A Bad Case of Quid Pro Quo
Elizabeth Eames Roebling
SANTO DOMINGO, Mar 7 (IPS) - At first glance, the Dominican Republic appears to be a bastion of free information, with seven print dailies and seven national television stations. But journalists here say that more subtle means of coercion have become the norm.
Three years ago, reporters took to the streets to protest a wave of harassment and violence against colleagues. The country's Reporters Without Borders "Press Freedom Index" ranking slipped from a 2008 score of 18.1, placing it at 82nd of 173 countries, to a score of 26.13 and 98th place in 2010.
While murders and physical attacks on media workers have since largely abated, some longtime journalists say that self-censorship and corruption are lingering problems.
"There are many ways that freedom of the press can be curtailed. It can be by way of threat, but it could also be an offer of money or another sort of benefit by means of which information can be silenced," said Manuel Quiroz, editor-in-chief of El Caribe, a daily paper 77 years in publication, who has worked as a journalist for nearly five decades.
"Those who are interested in political power can be featured so that rather than objective information and truth, there is propaganda in favour of those in power," he told IPS. "What is needed is to count on the press executives and journalists who value integrity and have high ethical standards and who have a level of personal and economic independence which allows them to resist whatever type of pressures, of threats, and any sort of temptation."
Juan Bolivar Diaz, press director at the national network Tele Antillas who also writes a twice weekly column in the newspaper Hoy, agrees with Quiroz.

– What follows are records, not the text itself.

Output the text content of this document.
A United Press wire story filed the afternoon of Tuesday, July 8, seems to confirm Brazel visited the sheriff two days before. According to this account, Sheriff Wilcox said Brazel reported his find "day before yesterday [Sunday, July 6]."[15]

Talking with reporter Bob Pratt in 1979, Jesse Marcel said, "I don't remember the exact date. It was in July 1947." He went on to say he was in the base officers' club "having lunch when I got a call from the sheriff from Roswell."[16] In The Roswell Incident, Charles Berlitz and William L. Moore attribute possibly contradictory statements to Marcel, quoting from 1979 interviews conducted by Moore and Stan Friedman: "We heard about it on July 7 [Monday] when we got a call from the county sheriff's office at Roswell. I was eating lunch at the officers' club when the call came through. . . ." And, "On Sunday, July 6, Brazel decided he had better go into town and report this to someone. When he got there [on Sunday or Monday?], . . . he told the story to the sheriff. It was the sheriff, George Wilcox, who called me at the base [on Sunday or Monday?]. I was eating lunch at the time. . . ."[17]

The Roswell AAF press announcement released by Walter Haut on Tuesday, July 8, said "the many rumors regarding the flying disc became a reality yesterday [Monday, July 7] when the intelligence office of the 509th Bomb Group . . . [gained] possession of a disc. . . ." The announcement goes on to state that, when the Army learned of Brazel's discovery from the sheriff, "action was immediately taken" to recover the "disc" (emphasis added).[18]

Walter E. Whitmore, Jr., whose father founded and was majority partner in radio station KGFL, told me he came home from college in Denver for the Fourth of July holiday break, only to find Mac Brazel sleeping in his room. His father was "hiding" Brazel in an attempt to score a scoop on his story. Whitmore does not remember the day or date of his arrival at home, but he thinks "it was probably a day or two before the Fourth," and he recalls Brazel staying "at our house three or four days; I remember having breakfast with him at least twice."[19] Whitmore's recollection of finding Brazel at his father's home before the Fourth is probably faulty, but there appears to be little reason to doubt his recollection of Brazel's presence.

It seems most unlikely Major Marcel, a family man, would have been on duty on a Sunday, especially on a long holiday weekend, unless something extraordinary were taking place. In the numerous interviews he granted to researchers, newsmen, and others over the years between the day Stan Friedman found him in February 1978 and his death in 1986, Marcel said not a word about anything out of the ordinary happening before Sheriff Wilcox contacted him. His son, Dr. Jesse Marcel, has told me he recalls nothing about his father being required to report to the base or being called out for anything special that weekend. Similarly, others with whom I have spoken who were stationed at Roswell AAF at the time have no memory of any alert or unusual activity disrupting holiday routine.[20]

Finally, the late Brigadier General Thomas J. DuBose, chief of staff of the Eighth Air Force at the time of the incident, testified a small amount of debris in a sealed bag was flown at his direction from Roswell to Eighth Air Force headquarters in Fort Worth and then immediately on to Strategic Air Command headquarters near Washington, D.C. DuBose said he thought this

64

"The government tolerates dissent [but] they try to diminish this dissent by buying off journalists," he said. "Thousands of journalists, including many who are journalists at the daily papers, and at the television stations, and the most important radio stations, are in the pay of the state. There are very few journalists who do not have some sort of income from the state."
Diaz explained that when three banks failed in 2003 and inflation hit 45 percent, business owners were slow to raise salaries and workers in nearly every sector were struggling. He said that representatives from the government would call journalists and offer them a part-time job. An evaluation of salaries at Tele Antillas subsequently revealed that almost all the journalists were in the pay of the government.
"Most of the journalists worked from 8:00 to 4:00. They were told that the new jobs would not take much time, they could come in the afternoons," he said.
"There are some journalists who do some work, since they will not take money without working for it. But the great majority of them do nothing," he contended.
During the time of longtime president Joaquín Balaguer, Diaz was the victim of a car bombing and was sentenced to six months in prison and fined 200,000 dollars, after being convicted of defaming the head of the company Comunicaciones Ltd., Generoso Ledesma, after a trial that lasted just one and a half hours.
"There is much more freedom now. I walk out on the street and am not afraid of attack or being put in jail," he said. "The issue is not that we do not have freedom of the press. The issue is that freedom is of so little use."
He said that reporters at Tele Antillas exposed a fraud several years ago, in which the minister of health had allowed his brother to sell life insurance to all the ministry's employees. "It was shown that the brother did not have an insurance company, and had never paid a claim. It was shown to be a complete fraud, but the minister kept his job," Diaz said.
This is just one example of the lack of transparency in the government, he told IPS. "Our president, Leonel Fernandez, has a Foundation, Funglode. We do not know where their money comes from or how much it is. The president can travel to a foreign county, at the expense of the nation, and also receive a donation to his private foundation."
"The foundation has a golf tournament every year, with a very high inscription fee. What business here is not going to participate in this? The foundation must have a budget of two or three million dollars a year but we do not know the source of the funding. There is an atmosphere of impunity here."
Diaz contrasts this with what happened when a government official from Costa Rica visited here and was given a membership card to the Cap Cana resort. It was only an entrance pass yet when the news of broke in Costa Rica, there was a scandal and he was forced to return it.